Finalmente, no dia 13 (5ª feira), a UNITED fez novo comunicado (desta vez, não foi assinado pelo Presidente Oscar), reforçando alguns pontos que já tinham sido endereçados na entrevista do Presidente:

Statement on Press Conference

April 13, 2017

We continue to express our sincerest apology to Dr. Dao.  We cannot stress enough that we remain steadfast in our commitment to make this right. 

This horrible situation has provided a harsh learning experience from which we will take immediate, concrete action. We have committed to our customers and our employees that we are going to fix what’s broken so this never happens again. 

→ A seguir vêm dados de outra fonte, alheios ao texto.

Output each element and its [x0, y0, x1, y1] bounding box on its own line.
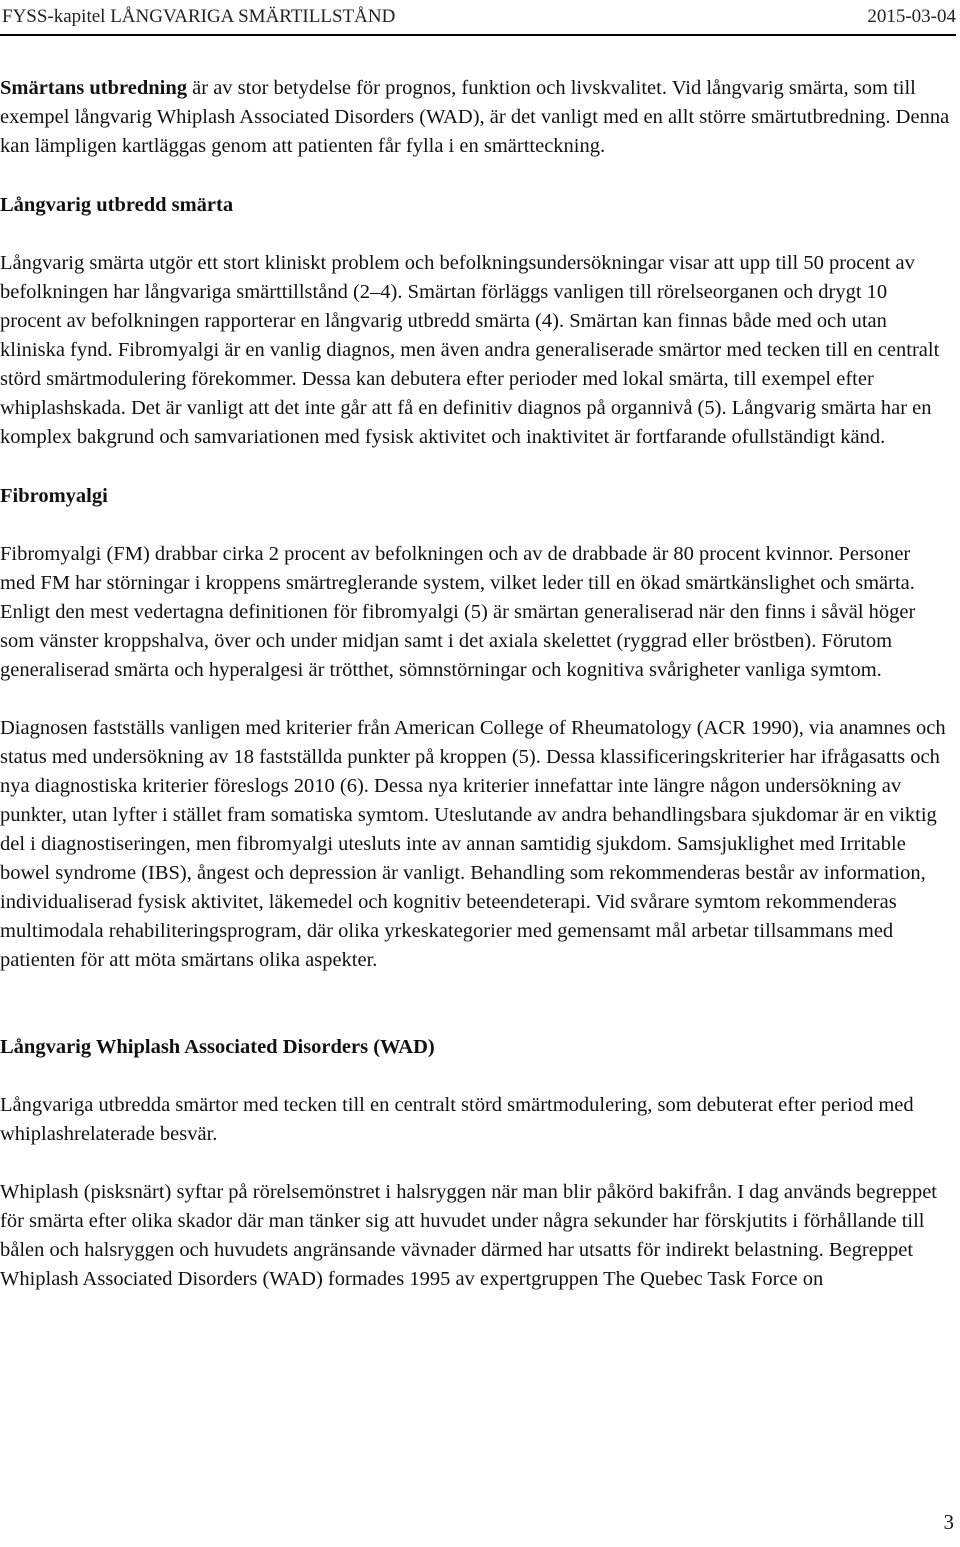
page-number: 3: [943, 1510, 954, 1534]
intro-bold-lead: Smärtans utbredning: [0, 77, 188, 99]
document-body: [0, 74, 950, 1294]
header-date: 2015-03-04: [867, 6, 956, 27]
intro-text: är av stor betydelse för prognos, funktion och livskvalitet. Vid långvarig smärta, som till exempel långvarig Whiplash Associated Disorders (WAD), är det vanligt med en allt större smärtutbredning. Denna kan lämpligen kartläggas genom att patienten får fylla i en smärtteckning.: [0, 77, 950, 157]
header-divider: [0, 34, 956, 36]
section2-paragraph-2: Diagnosen fastställs vanligen med kriterier från American College of Rheumatology (ACR 1990), via anamnes och status med undersökning av 18 fastställda punkter på kroppen (5). Dessa klassificeringskriterier har ifrågasatts och nya diagnostiska kriterier föreslogs 2010 (6). Dessa nya kriterier innefattar inte längre någon undersökning av punkter, utan lyfter i stället fram somatiska symtom. Uteslutande av andra behandlingsbara sjukdomar är en viktig del i diagnostiseringen, men fibromyalgi utesluts inte av annan samtidig sjukdom. Samsjuklighet med Irritable bowel syndrome (IBS), ångest och depression är vanligt. Behandling som rekommenderas består av information, individualiserad fysisk aktivitet, läkemedel och kognitiv beteendeterapi. Vid svårare symtom rekommenderas multimodala rehabiliteringsprogram, där olika yrkeskategorier med gemensamt mål arbetar tillsammans med patienten för att möta smärtans olika aspekter.: [0, 717, 946, 971]
section2-paragraph-1: Fibromyalgi (FM) drabbar cirka 2 procent av befolkningen och av de drabbade är 80 procent kvinnor. Personer med FM har störningar i kroppens smärtreglerande system, vilket leder till en ökad smärtkänslighet och smärta. Enligt den mest vedertagna definitionen för fibromyalgi (5) är smärtan generaliserad när den finns i såväl höger som vänster kroppshalva, över och under midjan samt i det axiala skelettet (ryggrad eller bröstben). Förutom generaliserad smärta och hyperalgesi är trötthet, sömnstörningar och kognitiva svårigheter vanliga symtom.: [0, 543, 916, 681]
intro-paragraph: [0, 74, 950, 161]
header-title: FYSS-kapitel LÅNGVARIGA SMÄRTILLSTÅND: [2, 6, 396, 27]
page-header: [2, 4, 956, 30]
section3-paragraph-2: Whiplash (pisksnärt) syftar på rörelsemönstret i halsryggen när man blir påkörd bakifrån. I dag används begreppet för smärta efter olika skador där man tänker sig att huvudet under några sekunder har förskjutits i förhållande till bålen och halsryggen och huvudets angränsande vävnader därmed har utsatts för indirekt belastning. Begreppet Whiplash Associated Disorders (WAD) formades 1995 av expertgruppen The Quebec Task Force on: [0, 1181, 938, 1290]
section1-paragraph: Långvarig smärta utgör ett stort kliniskt problem och befolkningsundersökningar visar att upp till 50 procent av befolkningen har långvariga smärttillstånd (2–4). Smärtan förläggs vanligen till rörelseorganen och drygt 10 procent av befolkningen rapporterar en långvarig utbredd smärta (4). Smärtan kan finnas både med och utan kliniska fynd. Fibromyalgi är en vanlig diagnos, men även andra generaliserade smärtor med tecken till en centralt störd smärtmodulering förekommer. Dessa kan debutera efter perioder med lokal smärta, till exempel efter whiplashskada. Det är vanligt att det inte går att få en definitiv diagnos på organnivå (5). Långvarig smärta har en komplex bakgrund och samvariationen med fysisk aktivitet och inaktivitet är fortfarande ofullständigt känd.: [0, 252, 940, 448]
section3-paragraph-1: Långvariga utbredda smärtor med tecken till en centralt störd smärtmodulering, som debuterat efter period med whiplashrelaterade besvär.: [0, 1094, 914, 1145]
section-heading-langvarig-utbredd-smarta: Långvarig utbredd smärta: [0, 194, 234, 216]
section-heading-fibromyalgi: Fibromyalgi: [0, 485, 108, 507]
section-heading-wad: Långvarig Whiplash Associated Disorders (WAD): [0, 1036, 435, 1058]
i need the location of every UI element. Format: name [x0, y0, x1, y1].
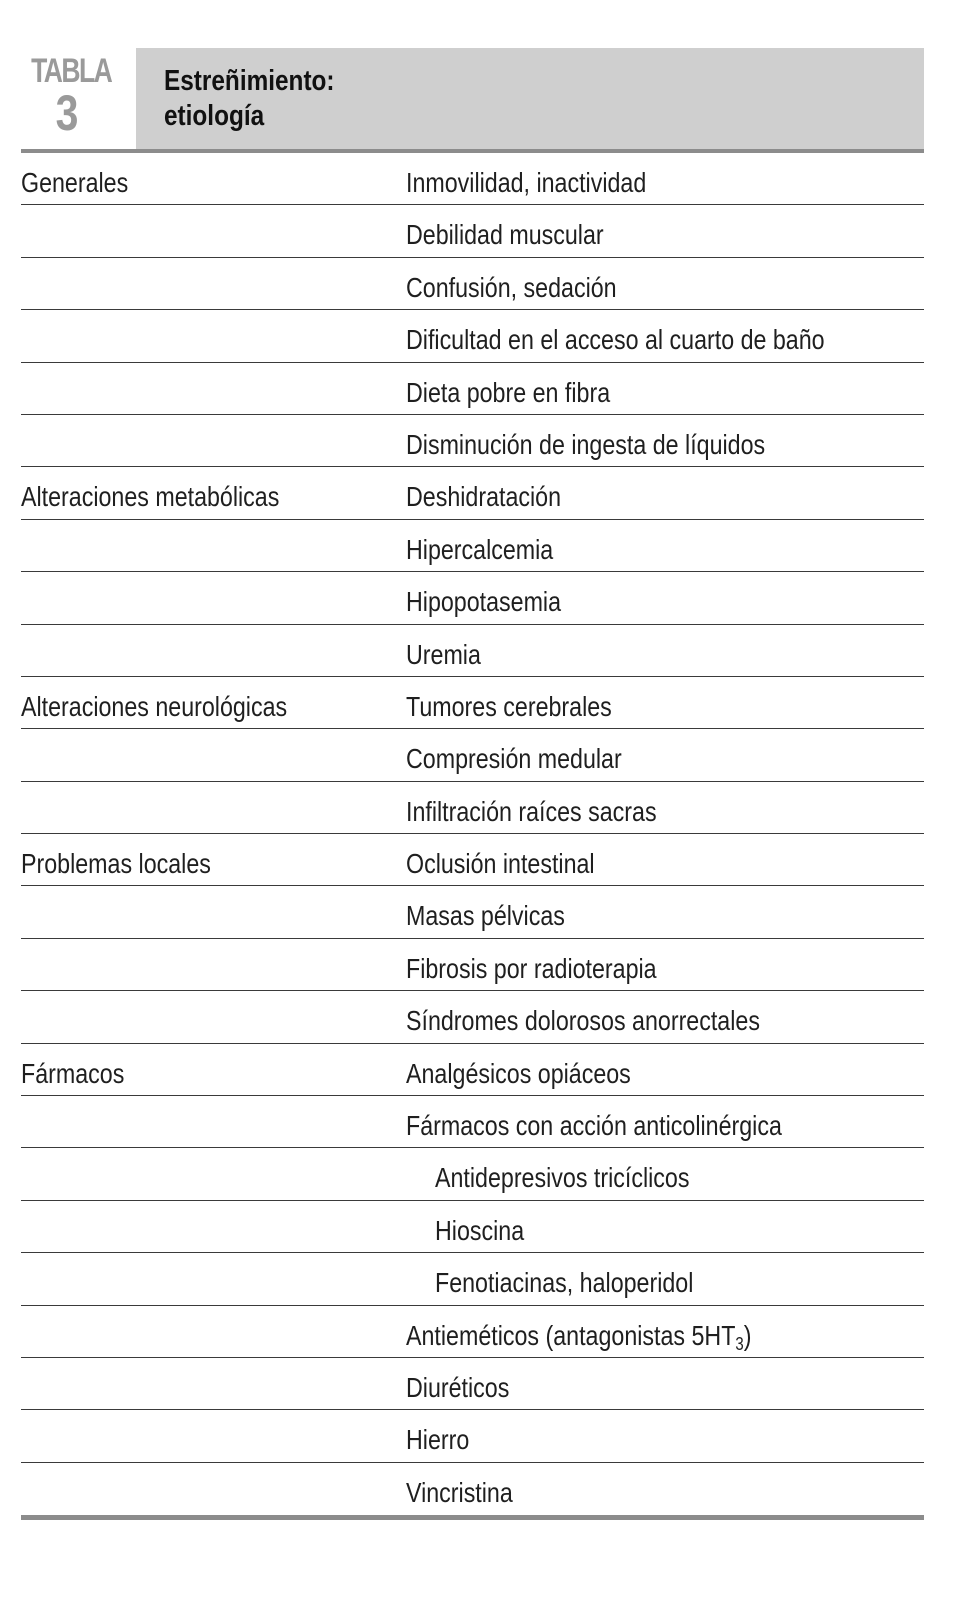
table-row: [21, 520, 924, 572]
table-row: [21, 1253, 924, 1305]
title-line-2: etiología: [164, 100, 265, 132]
row-item: Dificultad en el acceso al cuarto de baño: [406, 324, 825, 356]
row-item-subscript: 3: [735, 1333, 744, 1354]
row-item: [406, 1320, 751, 1352]
table-label-box: [21, 48, 136, 149]
row-item: Compresión medular: [406, 743, 622, 775]
table-title: [164, 64, 335, 134]
row-category: Fármacos: [21, 1057, 125, 1089]
table-row: [21, 1463, 924, 1515]
table-row: [21, 991, 924, 1043]
table-row: [21, 1044, 924, 1096]
table-row: [21, 625, 924, 677]
row-item: Fibrosis por radioterapia: [406, 952, 657, 984]
row-item: Inmovilidad, inactividad: [406, 167, 647, 198]
table-row: [21, 1096, 924, 1148]
bottom-rule: [21, 1515, 924, 1520]
table-row: [21, 886, 924, 938]
row-item: Infiltración raíces sacras: [406, 795, 657, 827]
table-row: [21, 310, 924, 362]
row-item: Diuréticos: [406, 1371, 510, 1403]
table-row: [21, 1358, 924, 1410]
table-row: [21, 939, 924, 991]
row-item: Vincristina: [406, 1476, 513, 1508]
row-item: Oclusión intestinal: [406, 848, 595, 880]
row-item: Hierro: [406, 1424, 470, 1456]
table-body: [21, 153, 924, 1515]
row-item: Hipercalcemia: [406, 533, 554, 565]
table-row: [21, 572, 924, 624]
row-item: Deshidratación: [406, 481, 562, 513]
row-item: Masas pélvicas: [406, 900, 565, 932]
table-row: [21, 153, 924, 205]
table-row: [21, 1306, 924, 1358]
table-container: [21, 48, 924, 1520]
row-item: Confusión, sedación: [406, 271, 617, 303]
row-item: Hioscina: [435, 1214, 525, 1246]
table-row: [21, 677, 924, 729]
table-row: [21, 415, 924, 467]
row-item: Tumores cerebrales: [406, 690, 612, 722]
row-item: Debilidad muscular: [406, 219, 604, 251]
table-row: [21, 467, 924, 519]
table-header: [21, 48, 924, 149]
table-label: TABLA: [31, 52, 112, 90]
row-category: Problemas locales: [21, 848, 211, 880]
table-row: [21, 782, 924, 834]
row-category: Alteraciones metabólicas: [21, 481, 280, 513]
row-item: Disminución de ingesta de líquidos: [406, 428, 766, 460]
row-item: Uremia: [406, 638, 481, 670]
row-item-text: Antieméticos (antagonistas 5HT: [406, 1319, 736, 1351]
row-item: Analgésicos opiáceos: [406, 1057, 631, 1089]
row-item: Antidepresivos tricíclicos: [435, 1162, 690, 1194]
row-item: Dieta pobre en fibra: [406, 376, 611, 408]
table-row: [21, 834, 924, 886]
row-item: Fenotiacinas, haloperidol: [435, 1267, 694, 1299]
table-row: [21, 258, 924, 310]
title-line-1: Estreñimiento:: [164, 65, 335, 97]
title-box: [136, 48, 924, 149]
row-item: Síndromes dolorosos anorrectales: [406, 1005, 760, 1037]
row-item: Fármacos con acción anticolinérgica: [406, 1110, 782, 1142]
row-item: Hipopotasemia: [406, 586, 562, 618]
row-category: Alteraciones neurológicas: [21, 690, 288, 722]
table-row: [21, 1201, 924, 1253]
table-row: [21, 363, 924, 415]
table-row: [21, 1410, 924, 1462]
row-item-suffix: ): [743, 1319, 752, 1351]
table-row: [21, 205, 924, 257]
row-category: Generales: [21, 167, 129, 198]
table-row: [21, 729, 924, 781]
table-row: [21, 1148, 924, 1200]
table-number: 3: [55, 85, 79, 141]
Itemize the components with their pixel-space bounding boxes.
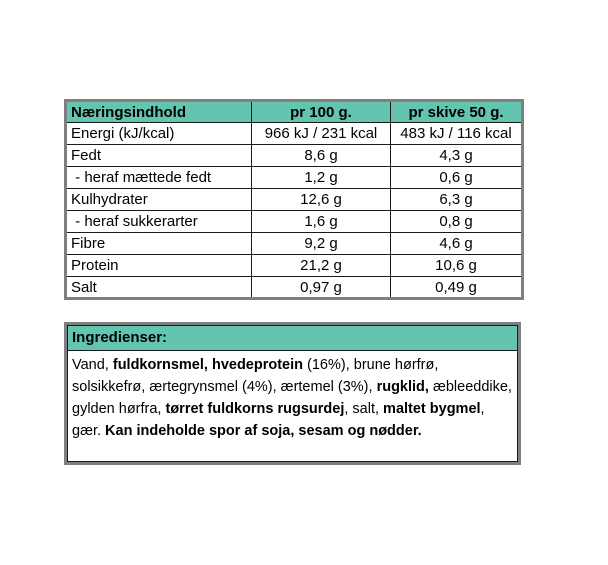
- nutrition-table-body: [66, 123, 523, 299]
- value-per-slice-50g: 0,6 g: [391, 167, 523, 189]
- ingredient-segment: æbleeddike, gylden hørfra,: [72, 379, 512, 417]
- ingredients-box: [64, 322, 521, 465]
- value-per-slice-50g: 483 kJ / 116 kcal: [391, 123, 523, 145]
- nutrition-table: [64, 99, 524, 300]
- table-row: [66, 145, 523, 167]
- value-per-100g: 966 kJ / 231 kcal: [252, 123, 391, 145]
- value-per-slice-50g: 0,8 g: [391, 211, 523, 233]
- value-per-slice-50g: 4,3 g: [391, 145, 523, 167]
- ingredient-segment: Vand,: [72, 357, 113, 373]
- table-row: [66, 123, 523, 145]
- value-per-100g: 21,2 g: [252, 255, 391, 277]
- ingredient-segment: maltet bygmel: [383, 401, 481, 417]
- ingredient-segment: (16%), brune hørfrø, solsikkefrø, ærtegrynsmel (4%), ærtemel (3%),: [72, 357, 439, 395]
- nutrient-label: - heraf mættede fedt: [66, 167, 252, 189]
- nutrient-label: Kulhydrater: [66, 189, 252, 211]
- header-per-skive-50g: pr skive 50 g.: [391, 101, 523, 123]
- ingredient-segment: tørret fuldkorns rugsurdej: [165, 401, 345, 417]
- table-row: [66, 255, 523, 277]
- nutrient-label: Protein: [66, 255, 252, 277]
- ingredients-title: Ingredienser:: [68, 326, 517, 351]
- value-per-slice-50g: 10,6 g: [391, 255, 523, 277]
- ingredient-segment: rugklid,: [376, 379, 429, 395]
- table-row: [66, 189, 523, 211]
- value-per-slice-50g: 0,49 g: [391, 277, 523, 299]
- value-per-100g: 1,2 g: [252, 167, 391, 189]
- table-row: [66, 277, 523, 299]
- nutrient-label: Fedt: [66, 145, 252, 167]
- nutrient-label: Fibre: [66, 233, 252, 255]
- value-per-100g: 12,6 g: [252, 189, 391, 211]
- ingredient-segment: Kan indeholde spor af soja, sesam og nødder.: [105, 423, 422, 439]
- header-naeringsindhold: Næringsindhold: [66, 101, 252, 123]
- ingredients-text: [68, 351, 517, 461]
- nutrient-label: - heraf sukkerarter: [66, 211, 252, 233]
- value-per-100g: 1,6 g: [252, 211, 391, 233]
- table-row: [66, 211, 523, 233]
- value-per-100g: 8,6 g: [252, 145, 391, 167]
- ingredient-segment: , gær.: [72, 401, 485, 439]
- value-per-100g: 9,2 g: [252, 233, 391, 255]
- ingredient-segment: fuldkornsmel, hvedeprotein: [112, 357, 304, 373]
- ingredients-inner: [67, 325, 518, 462]
- header-per-100g: pr 100 g.: [252, 101, 391, 123]
- ingredient-segment: , salt,: [344, 401, 384, 417]
- table-row: [66, 233, 523, 255]
- table-header-row: [66, 101, 523, 123]
- table-row: [66, 167, 523, 189]
- value-per-slice-50g: 4,6 g: [391, 233, 523, 255]
- value-per-100g: 0,97 g: [252, 277, 391, 299]
- nutrient-label: Salt: [66, 277, 252, 299]
- value-per-slice-50g: 6,3 g: [391, 189, 523, 211]
- nutrient-label: Energi (kJ/kcal): [66, 123, 252, 145]
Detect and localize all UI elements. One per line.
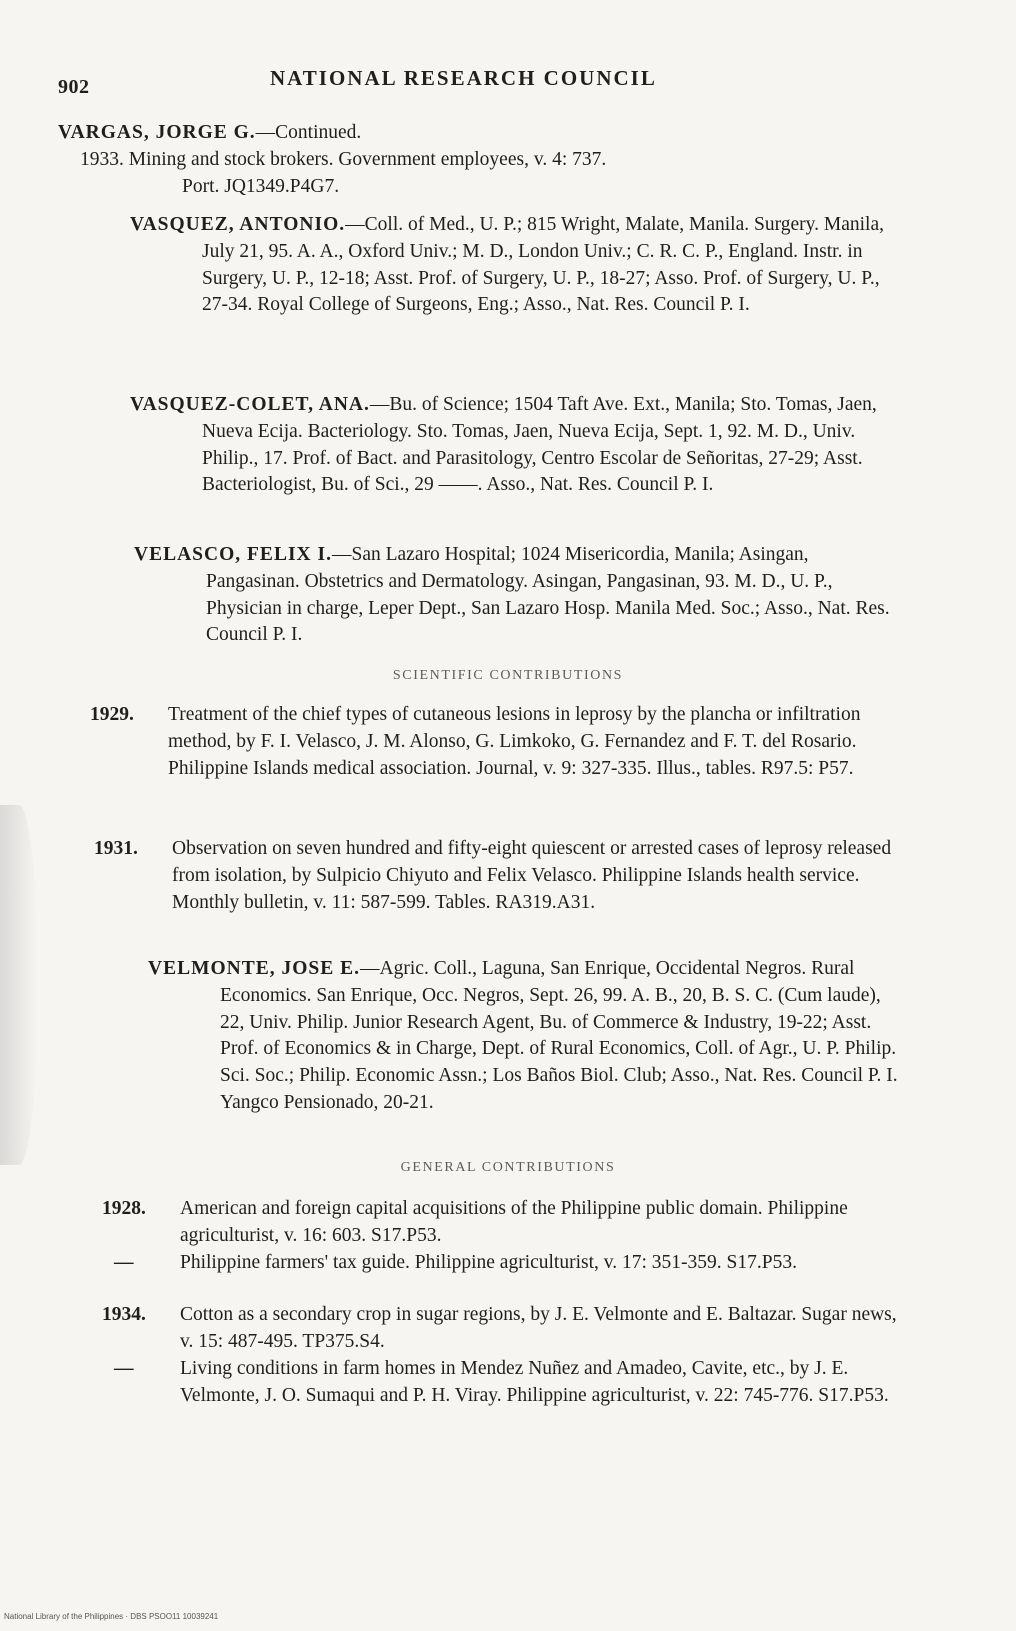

First, we are committing that United will not ask law enforcement officers to remove passengers from our flights unless it is a matter of safety and security.  Second, we’ve started a thorough review of policies that govern crew movement, incentivizing volunteers in these situations, how we handle oversold situations and an examination of how we partner with airport authorities and local law enforcement.  Third, we will fully review and improve our training programs to ensure our employees are prepared and empowered to put our customers first.  Our values – not just systems – will guide everything we do.  We’ll communicate the results of our review and the actions we will take by April 30.    

United CEO Oscar Munoz and the company called Dr. Dao on numerous occasions to express our heartfelt and deepest apologies.”

MINHA CONCLUSÃO: a comunicação inicial da UNITED piorou ainda mais a sua situação. Me pergunto se o Presidente da companhia assitiu aos vídeos que rapidamente se tornaram virais na Internet. Como ele concordou com o 1º Comunicado? Lamentável…Tenho que reconhecer que a coragem e firmeza que Oscar Munoz demonstrou na entrevista para a TV são notáveis.

A última vez que voei com a UNITED foi no longínquo ano de 2006, de Guarulhos/GRU para Chicago/ORD, na classe Executiva de um Boeing 777-200, usando milhas da saudosa VARIG. Isto foi muito antes de pensar em criar este site, portanto, não tenho condições de falar da experiência de voo com a companhia americana, ela está na lista de avaliações futuras. Mas é fato que ela vai ter muito trabalho para recuperar alguns (muitos) pontos de reputação que foram perdidas a partir deste incidente com o Dr. Dao. Espero que nunca mais a indústria da aviação comercial tenha que enfrentar uma situação como esta.

Notícia formulada em 19.04.2017

5 respostas
  1. Júnior
    Júnior says:

    Ótima análise!
    Fico pensando tb na questão do overbooking , que qualquer um de nós está sujeito, mas da forma como foi conduzido. Uma coisa é não poder embarcar. Outra é ser retirado do voo. E foi feita de uma forma humilhante, merecia ser processada pelo passageiro.
    Mas outra questão é exatamente o overbooking em si, que nesse caso será que realmente foi? O cliente pagante não poder viajar por causa de 4 tripulantes que precisavam se deslocar para assumir outro voo. Será que não havia outro voo com ociosidade que eles pudessem ser encaixados? Pelo que li em outro lugar , aqui no Brasil eles só viajam de extra se sobrar lugar ou em último caso vão num voo da concorrente, para assim poder priorizar o cliente.